During 2008/2009 Rackline installed Multitrak floor tracks and mobile carriages onto 6 floors within the newly built £78 million state of the art Darwin Centre Cocoon.

The cocoons surface is hand-finished polished plaster, bound in steel channels resembling the silk threads of a real cocoon in nature.

 

The new Darwin Centre, by Scandinavian architects CF Møller, holds 17m entomology specimens and 3m botany specimens. At 60 metres long, 12 metres wide, 300 millimetres thick and covering 3,500 square metres, it is the largest sprayed concrete curved structure in Europe. It offers 1,040 square metres of laboratory space, doubling the size of the museum’s lab areas.

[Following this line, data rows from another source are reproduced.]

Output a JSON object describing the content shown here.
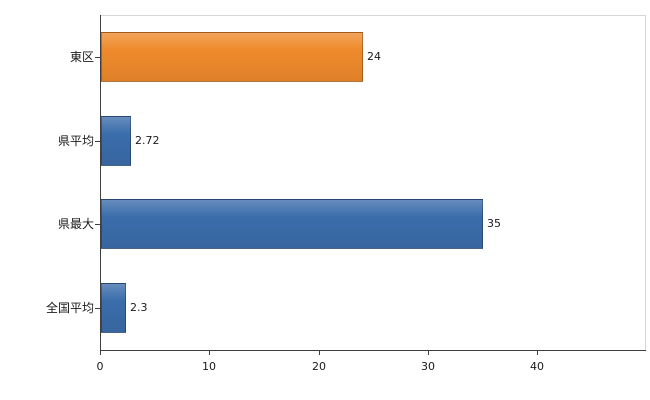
{
  "chart_data": {
    "type": "bar",
    "orientation": "horizontal",
    "title": "",
    "xlabel": "",
    "ylabel": "",
    "categories": [
      "東区",
      "県平均",
      "県最大",
      "全国平均"
    ],
    "values": [
      24,
      2.72,
      35,
      2.3
    ],
    "value_labels": [
      "24",
      "2.72",
      "35",
      "2.3"
    ],
    "colors": [
      "#EF8A2C",
      "#3B6DAB",
      "#3B6DAB",
      "#3B6DAB"
    ],
    "x_ticks": [
      0,
      10,
      20,
      30,
      40
    ],
    "xlim": [
      0,
      50
    ],
    "grid": false,
    "legend": null,
    "value_label_position": "outside-end"
  },
  "colors": {
    "orange_bar": "#EF8A2C",
    "blue_bar": "#3B6DAB",
    "axis_line": "#3f3f3f",
    "frame_line": "#d6d6d6",
    "text": "#1a1a1a",
    "background": "#ffffff"
  }
}
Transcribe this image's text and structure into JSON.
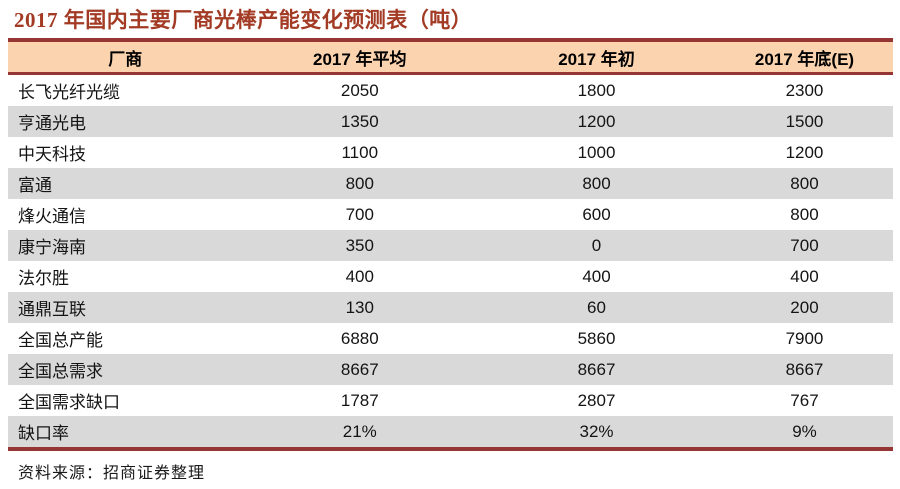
{
  "colors": {
    "rule_red": "#963634",
    "title_red": "#A23A24",
    "header_bg": "#FBD3AE",
    "stripe_gray": "#D9D9D9",
    "text": "#141414"
  },
  "chart_data": {
    "type": "table",
    "title": "2017 年国内主要厂商光棒产能变化预测表（吨）",
    "columns": [
      "厂商",
      "2017 年平均",
      "2017 年初",
      "2017 年底(E)"
    ],
    "rows": [
      [
        "长飞光纤光缆",
        "2050",
        "1800",
        "2300"
      ],
      [
        "亨通光电",
        "1350",
        "1200",
        "1500"
      ],
      [
        "中天科技",
        "1100",
        "1000",
        "1200"
      ],
      [
        "富通",
        "800",
        "800",
        "800"
      ],
      [
        "烽火通信",
        "700",
        "600",
        "800"
      ],
      [
        "康宁海南",
        "350",
        "0",
        "700"
      ],
      [
        "法尔胜",
        "400",
        "400",
        "400"
      ],
      [
        "通鼎互联",
        "130",
        "60",
        "200"
      ],
      [
        "全国总产能",
        "6880",
        "5860",
        "7900"
      ],
      [
        "全国总需求",
        "8667",
        "8667",
        "8667"
      ],
      [
        "全国需求缺口",
        "1787",
        "2807",
        "767"
      ],
      [
        "缺口率",
        "21%",
        "32%",
        "9%"
      ]
    ],
    "source": "资料来源：招商证券整理",
    "layout": {
      "zebra_stripes": true,
      "first_column_align": "left",
      "value_columns_align": "center"
    }
  }
}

The top three floors are devoted to spectacular new galleries, where some of the oldest and most precious objects in the collection, among them specimens brought back by Charles Darwin from the Beagle voyage, will be displayed.

 

Rackline began the installation of floor tracks to guide the mobile bases during 2008, all tracks were then set within a 60mm deep concrete screed. Bespoke mobile carriages to hold the specially designed cabinets were then installed with completion of the installation during early 2009. The delicate transfer of all collections then took place with the grand opening of the centre in September 2009; the cocoon was officially opened by Prince William and Sir David Attenborough.